ERITREA: Latest reports state that up to 3,000 people – the majority of them Christians – are currently in jail for their religious beliefs. Most have been denied a fair trial. Eritrean Christians who have survived jail have described being held in massively overcrowded cells, without sanitation or ventilation. Others have reported being packed into metal shipping containers where the temperature soars under the African sun. Many eye-witness accounts have highlighted torture and physical abuse.

In 2014 the US Commission on International Religious Freedom (USCIRF) stated that Evangelicals and Protestants released from prison described “being pressured to recant their faith in order to be freed… Prisoners are not permitted to pray aloud, sing or preach and religious books are banned.”   Christians are a particular target in a country where a UN Human Rights Council investigation found that “systematic, widespread and gross human rights violations [take place] under the authority of   the Government”. Some reported incidents include the death of pneumonia of a Christian woman, who was held more than a year in prison, after being denied medical treatment for refusing to renounce her faith.

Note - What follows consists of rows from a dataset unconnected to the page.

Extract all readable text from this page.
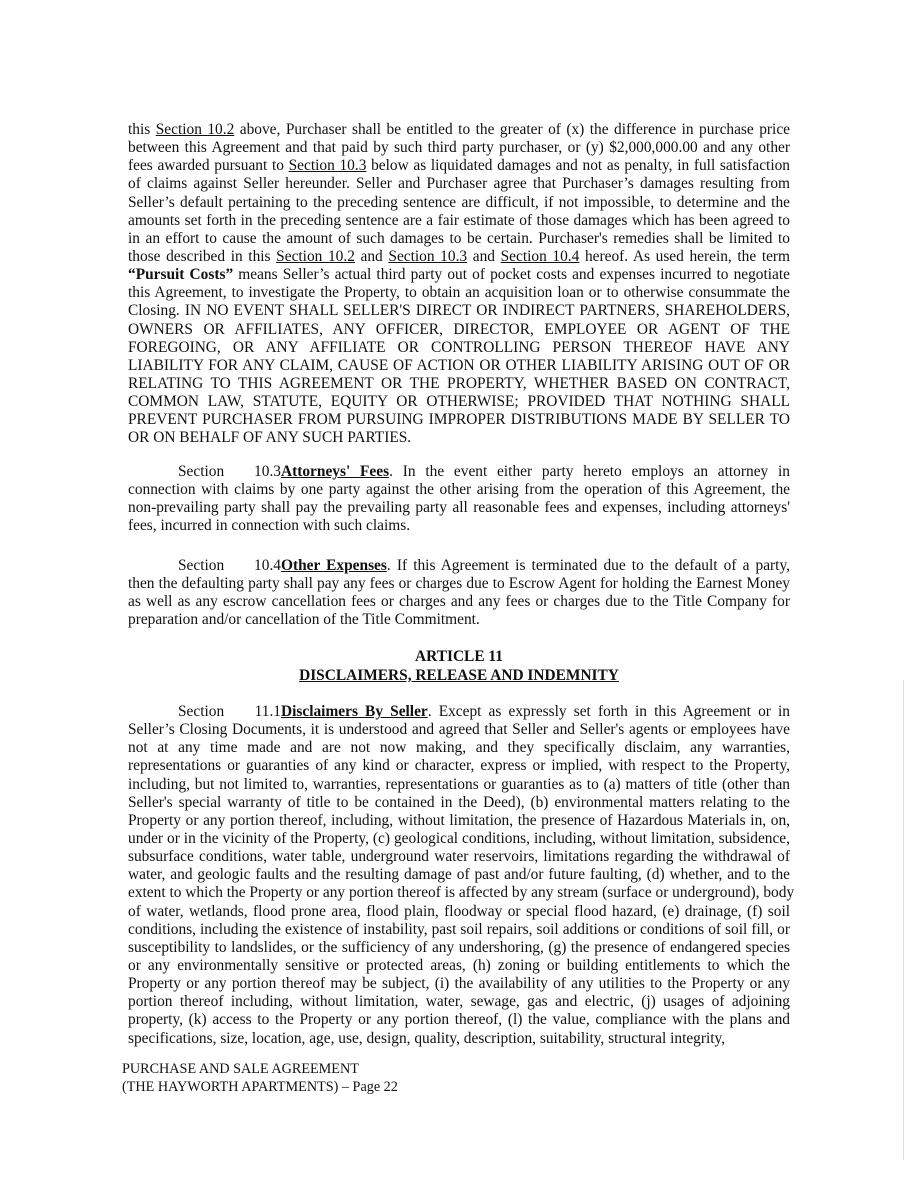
this Section 10.2 above, Purchaser shall be entitled to the greater of (x) the difference in purchase price
between this Agreement and that paid by such third party purchaser, or (y) $2,000,000.00 and any other
fees awarded pursuant to Section 10.3 below as liquidated damages and not as penalty, in full satisfaction
of claims against Seller hereunder. Seller and Purchaser agree that Purchaser’s damages resulting from
Seller’s default pertaining to the preceding sentence are difficult, if not impossible, to determine and the
amounts set forth in the preceding sentence are a fair estimate of those damages which has been agreed to
in an effort to cause the amount of such damages to be certain. Purchaser's remedies shall be limited to
those described in this Section 10.2 and Section 10.3 and Section 10.4 hereof. As used herein, the term
“Pursuit Costs” means Seller’s actual third party out of pocket costs and expenses incurred to negotiate
this Agreement, to investigate the Property, to obtain an acquisition loan or to otherwise consummate the
Closing. IN NO EVENT SHALL SELLER'S DIRECT OR INDIRECT PARTNERS, SHAREHOLDERS,
OWNERS OR AFFILIATES, ANY OFFICER, DIRECTOR, EMPLOYEE OR AGENT OF THE
FOREGOING, OR ANY AFFILIATE OR CONTROLLING PERSON THEREOF HAVE ANY
LIABILITY FOR ANY CLAIM, CAUSE OF ACTION OR OTHER LIABILITY ARISING OUT OF OR
RELATING TO THIS AGREEMENT OR THE PROPERTY, WHETHER BASED ON CONTRACT,
COMMON LAW, STATUTE, EQUITY OR OTHERWISE; PROVIDED THAT NOTHING SHALL
PREVENT PURCHASER FROM PURSUING IMPROPER DISTRIBUTIONS MADE BY SELLER TO
OR ON BEHALF OF ANY SUCH PARTIES.
Section 10.3Attorneys' Fees. In the event either party hereto employs an attorney in
connection with claims by one party against the other arising from the operation of this Agreement, the
non-prevailing party shall pay the prevailing party all reasonable fees and expenses, including attorneys'
fees, incurred in connection with such claims.
Section 10.4Other Expenses. If this Agreement is terminated due to the default of a party,
then the defaulting party shall pay any fees or charges due to Escrow Agent for holding the Earnest Money
as well as any escrow cancellation fees or charges and any fees or charges due to the Title Company for
preparation and/or cancellation of the Title Commitment.
ARTICLE 11
DISCLAIMERS, RELEASE AND INDEMNITY
Section 11.1Disclaimers By Seller. Except as expressly set forth in this Agreement or in
Seller’s Closing Documents, it is understood and agreed that Seller and Seller's agents or employees have
not at any time made and are not now making, and they specifically disclaim, any warranties,
representations or guaranties of any kind or character, express or implied, with respect to the Property,
including, but not limited to, warranties, representations or guaranties as to (a) matters of title (other than
Seller's special warranty of title to be contained in the Deed), (b) environmental matters relating to the
Property or any portion thereof, including, without limitation, the presence of Hazardous Materials in, on,
under or in the vicinity of the Property, (c) geological conditions, including, without limitation, subsidence,
subsurface conditions, water table, underground water reservoirs, limitations regarding the withdrawal of
water, and geologic faults and the resulting damage of past and/or future faulting, (d) whether, and to the
extent to which the Property or any portion thereof is affected by any stream (surface or underground), body
of water, wetlands, flood prone area, flood plain, floodway or special flood hazard, (e) drainage, (f) soil
conditions, including the existence of instability, past soil repairs, soil additions or conditions of soil fill, or
susceptibility to landslides, or the sufficiency of any undershoring, (g) the presence of endangered species
or any environmentally sensitive or protected areas, (h) zoning or building entitlements to which the
Property or any portion thereof may be subject, (i) the availability of any utilities to the Property or any
portion thereof including, without limitation, water, sewage, gas and electric, (j) usages of adjoining
property, (k) access to the Property or any portion thereof, (l) the value, compliance with the plans and
specifications, size, location, age, use, design, quality, description, suitability, structural integrity,
PURCHASE AND SALE AGREEMENT
(THE HAYWORTH APARTMENTS) – Page 22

In 2006 the Eritrean Orthodox Patriarch Abune Antonios was removed for refusing to excommunicate 3,000 parishioners who opposed the government and has been under house arrest since May 2007.

The oppression has prompted a mass exodus which Catholic bishops describe as leaving the country “desolate”. The UNHCR described a massive increase in Eritrean refugees, stating that by the end of 2014 more than 216,000 had crossed the border into Ethiopia and Sudan. Many of them have experienced trafficking – including sexual exploitation. When a boat crossing the Mediterranean from Libya sank in October 2013 off the Italian island of Lampedusa, many of the 360 dead were Eritrean refugees. In April 2015 two Eritrean brothers, who survived a hazardous boat journey across the Mediterranean from Libya to Sicily, described how Islamic extremists patrolled villages looking for ‘infidels’ to kill. Haben, 19, and his brother Samuel, 14, were forced to deny their faith. Haben said: “The men come round with Kalashnikov and they ask you what your faith is. If you are Christian they take you away and kill you. They cut off your head or shoot you. This is what they have done to hundreds of Christians.”